XML Parser choice (was Re: [ENH] ??? MD5 in Squeak.)

Wed Nov 28 23:43:00 UTC 2001

"Duane Maxwell" <dmaxwell at san.rr.com> wrote:
	The exobox parser is a complete well-formedness, non-validating parser minus
	Unicode support - every obscure little syntax weirdness is handled, even if
	the result is eventually dropped on the floor.

Having written a couple of well-formedness parsers (including one with
Unicode support), let me plead with the Squeak community *not* to accept
a non-validating XML parser.

If you DON'T validate, it is DEAD EASY.  There really isn't a lot to do.
My SAX-style non-validating parser in C literally spends more time in
the read() system call than everywhere else put together.  When an XML
parser runs about as fast as wc(1), you know that XML parsing can't be
hard.  (And yes, every single quirk I know of is handled.)

There are actually three useful "grades" of parser, only two of which are
covered by the XML 1.0 specification:
    - well-formedness checking (basically, do the brackets balance?)

    - semi-validation: resolve entity references, fill in #DEFAULT and
      #FIXED attribute values, know when an element allows #PCDATA content
      and when it doesn't, so that element-content white-space can be
      reliably discriminated from text in mixed content.

    - full validation: check that the document conforms to the DTD.

If you can do semi-validation, you can handle XHTML and DocBook and
other text formats.

If you can't do semi-validation, you are *severely* limited in the range
of XML that you can usefully handle.  One big issue is that people seem
to be extremely fond of indenting XML; this creates entirely bogus white
space nodes _unless_ you either (x) like one parser I know, delete _all_
white space nodes, which gets a fair bit of text wrong, or (y) at least
semi-validate.  To take a simple example, consider

<example>
<warning>This doesn't seem to be indented but it is.</warning>
<explanation>There are three white space nodes.</explanation>
</example>

Here is the ESIS for that example:

    (example
=>  -\n
    (warning
    -This doesn't seem to be indented but it is.
    )warning
=>  -\n
    (explanation
    -There are three white space nodes.
    )explanation
=>  -\n
    )example

I have flagged the white space nodes.  In SGML, those white space nodes
would simply not exist, DTD or no DTD.  In XML, they do.  And people think
XML is simpler!  With a DTD,
    <!ELEMENT example (warning,explanation*)+>
    <!ELEMENT warning (#PCDATA)>
    <!ELEMENT explanation (#PCDATA)>
a validating or semi-validating XML parser would know to report those
newlines as element-content white-space, which can safely be ignored
and never built into an internal representation in the first place.
You _can't_ get this right without looking at the DTD.

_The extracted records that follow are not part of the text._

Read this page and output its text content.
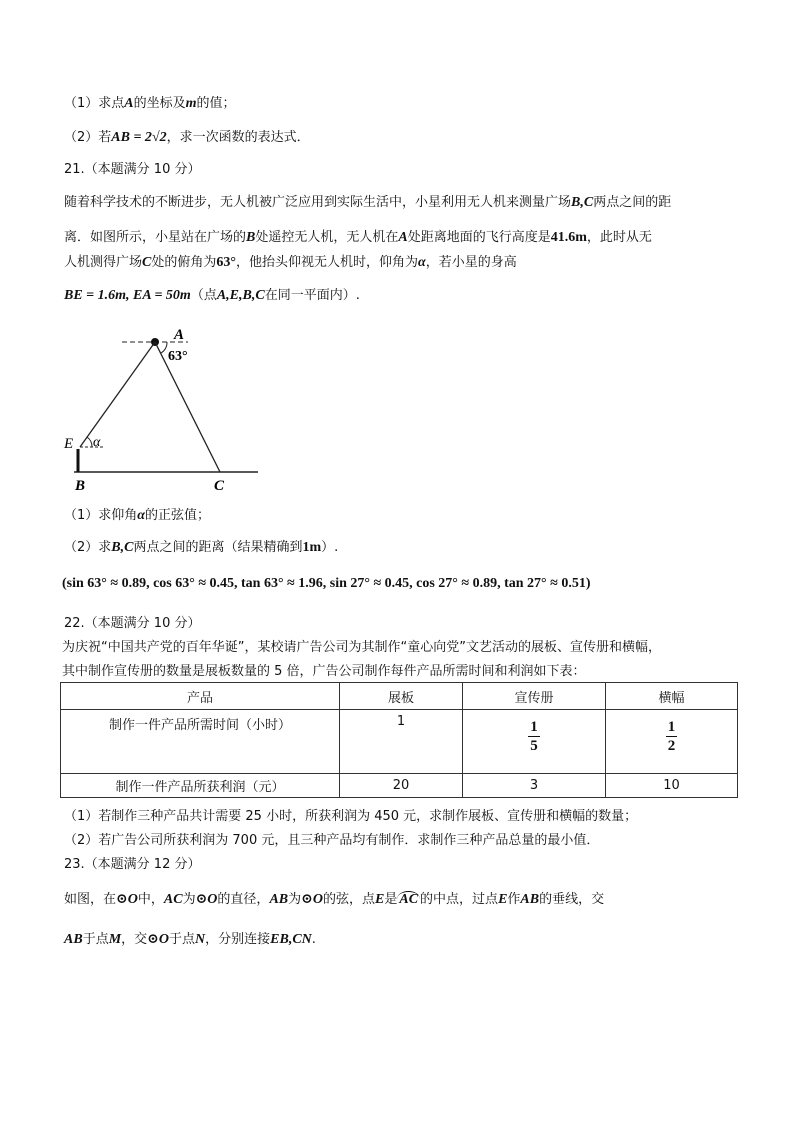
（1）求点A的坐标及m的值；
（2）若AB = 2√2，求一次函数的表达式．
21.（本题满分 10 分）
随着科学技术的不断进步，无人机被广泛应用到实际生活中，小星利用无人机来测量广场B,C两点之间的距
离．如图所示，小星站在广场的B处遥控无人机，无人机在A处距离地面的飞行高度是41.6m，此时从无
人机测得广场C处的俯角为63°，他抬头仰视无人机时，仰角为α，若小星的身高
BE = 1.6m, EA = 50m（点A,E,B,C在同一平面内）.
A
63°
E α
B	C
（1）求仰角α的正弦值；
（2）求B,C两点之间的距离（结果精确到1m）.
(sin 63° ≈ 0.89, cos 63° ≈ 0.45, tan 63° ≈ 1.96, sin 27° ≈ 0.45, cos 27° ≈ 0.89, tan 27° ≈ 0.51)
22.（本题满分 10 分）
为庆祝“中国共产党的百年华诞”，某校请广告公司为其制作“童心向党”文艺活动的展板、宣传册和横幅，
其中制作宣传册的数量是展板数量的 5 倍，广告公司制作每件产品所需时间和利润如下表：
产品	展板	宣传册	横幅

制作一件产品所需时间（小时）	1	$\frac{1}{5}$	$\frac{1}{2}$

制作一件产品所获利润（元）	20	3	10
（1）若制作三种产品共计需要 25 小时，所获利润为 450 元，求制作展板、宣传册和横幅的数量；
（2）若广告公司所获利润为 700 元，且三种产品均有制作．求制作三种产品总量的最小值．
23.（本题满分 12 分）
如图，在⊙O中，AC为⊙O的直径，AB为⊙O的弦，点E是 AC 的中点，过点E作AB的垂线，交
AB于点M，交⊙O于点N，分别连接EB,CN.
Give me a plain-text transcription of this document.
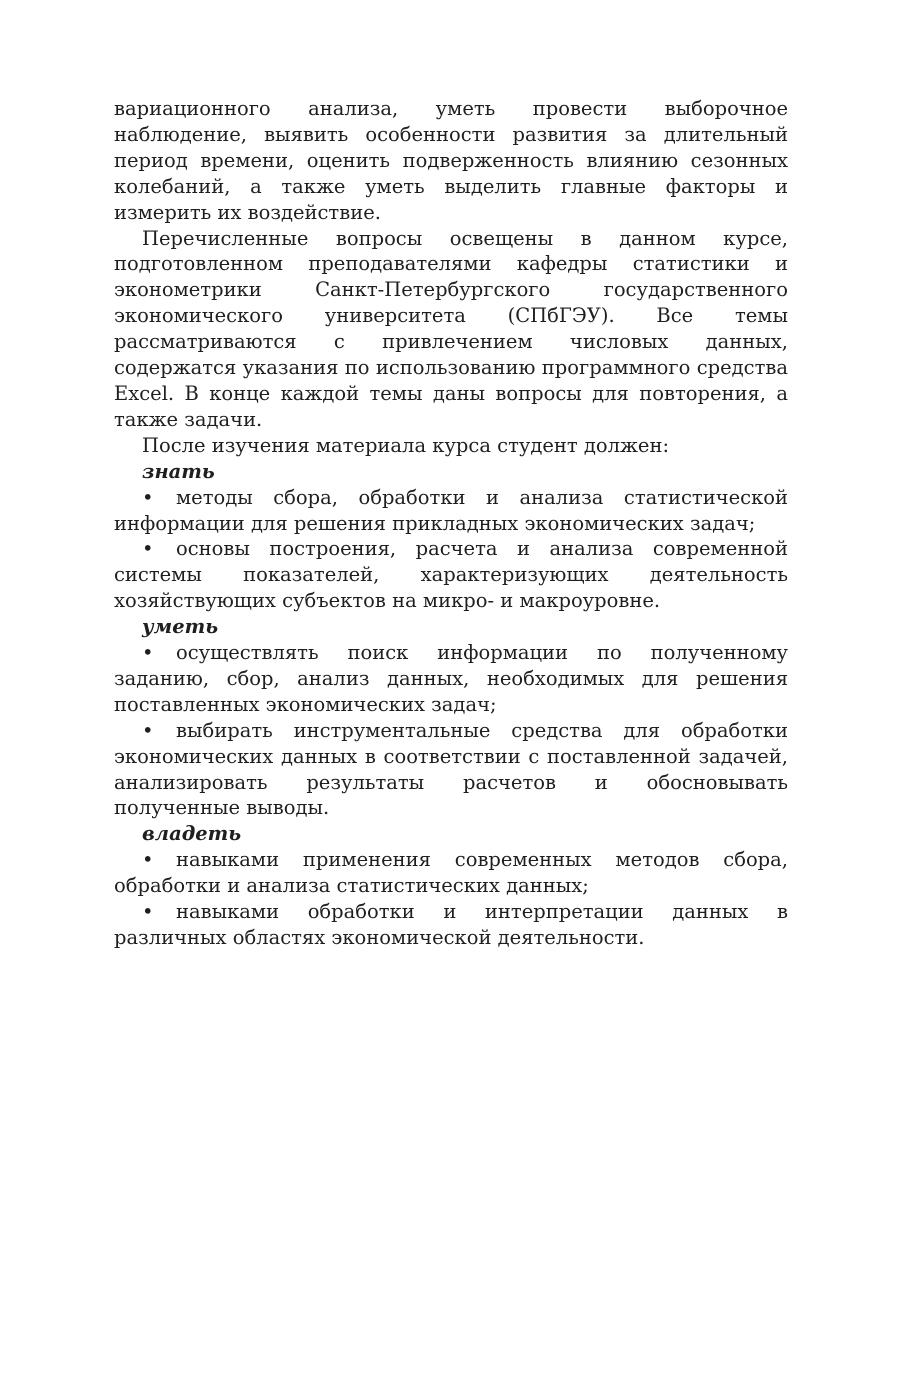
вариационного анализа, уметь провести выборочное наблюдение, выявить особенности развития за длительный период времени, оценить подверженность влиянию сезонных колебаний, а также уметь выделить главные факторы и измерить их воздействие.

Перечисленные вопросы освещены в данном курсе, подготовленном преподавателями кафедры статистики и эконометрики Санкт-Петербургского государственного экономического университета (СПбГЭУ). Все темы рассматриваются с привлечением числовых данных, содержатся указания по использованию программного средства Excel. В конце каждой темы даны вопросы для повторения, а также задачи.

После изучения материала курса студент должен:

знать

• методы сбора, обработки и анализа статистической информации для решения прикладных экономических задач;

• основы построения, расчета и анализа современной системы показателей, характеризующих деятельность хозяйствующих субъектов на микро- и макроуровне.

уметь

• осуществлять поиск информации по полученному заданию, сбор, анализ данных, необходимых для решения поставленных экономических задач;

• выбирать инструментальные средства для обработки экономических данных в соответствии с поставленной задачей, анализировать результаты расчетов и обосновывать полученные выводы.

владеть

• навыками применения современных методов сбора, обработки и анализа статистических данных;

• навыками обработки и интерпретации данных в различных областях экономической деятельности.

We can cross those three grades with some variations:
(1) Character set.
    Handle native character set only?
    Handle ISO Latin 1 only?
    Handle UTF-8 only?
    Handle the full range?

	My XML parser in C can be compiled to use Latin-1, UTF-8, UCS-2,
	or UCS-4 internally.  The actual parsing code doesn't know and
	doesn't care.  (Yes this means I will accept characters in
	element and attribute names that I shouldn't.  But all that will
	happen is that illegal input will be accepted.  No legal input
	will be rejected, and no legal input will be mis-parsed.)
	The decoding file dwarfs everything else.

(2) Output method.
    Generate CXML text?
    Generate ESIS text?
    Generate Lisp, Erlang, Prolog text?
    Have SAX-*like* interface?

    Have exact SAX interface?
    Have DOM-*like* interface?
    Have exact DOM interface (not actually possible in C)?
    Have Lisp, Erlang, Prolog, Smalltalk interface?
    Have DVM interface?
    Have JDOM interface?

	My parser provides the options above the blank line, all based on
	the event-oriented interface (an idea older than SGML, but nowadays
	credited to SAX).  Again, this code dominates the parsing code in
	size.  A SAX-*like* (but not SAX) interface can be small and very
	easy to use.

(3) Support for compression and encryption?
    (I leave this lot to your imagination.  I do none of it.)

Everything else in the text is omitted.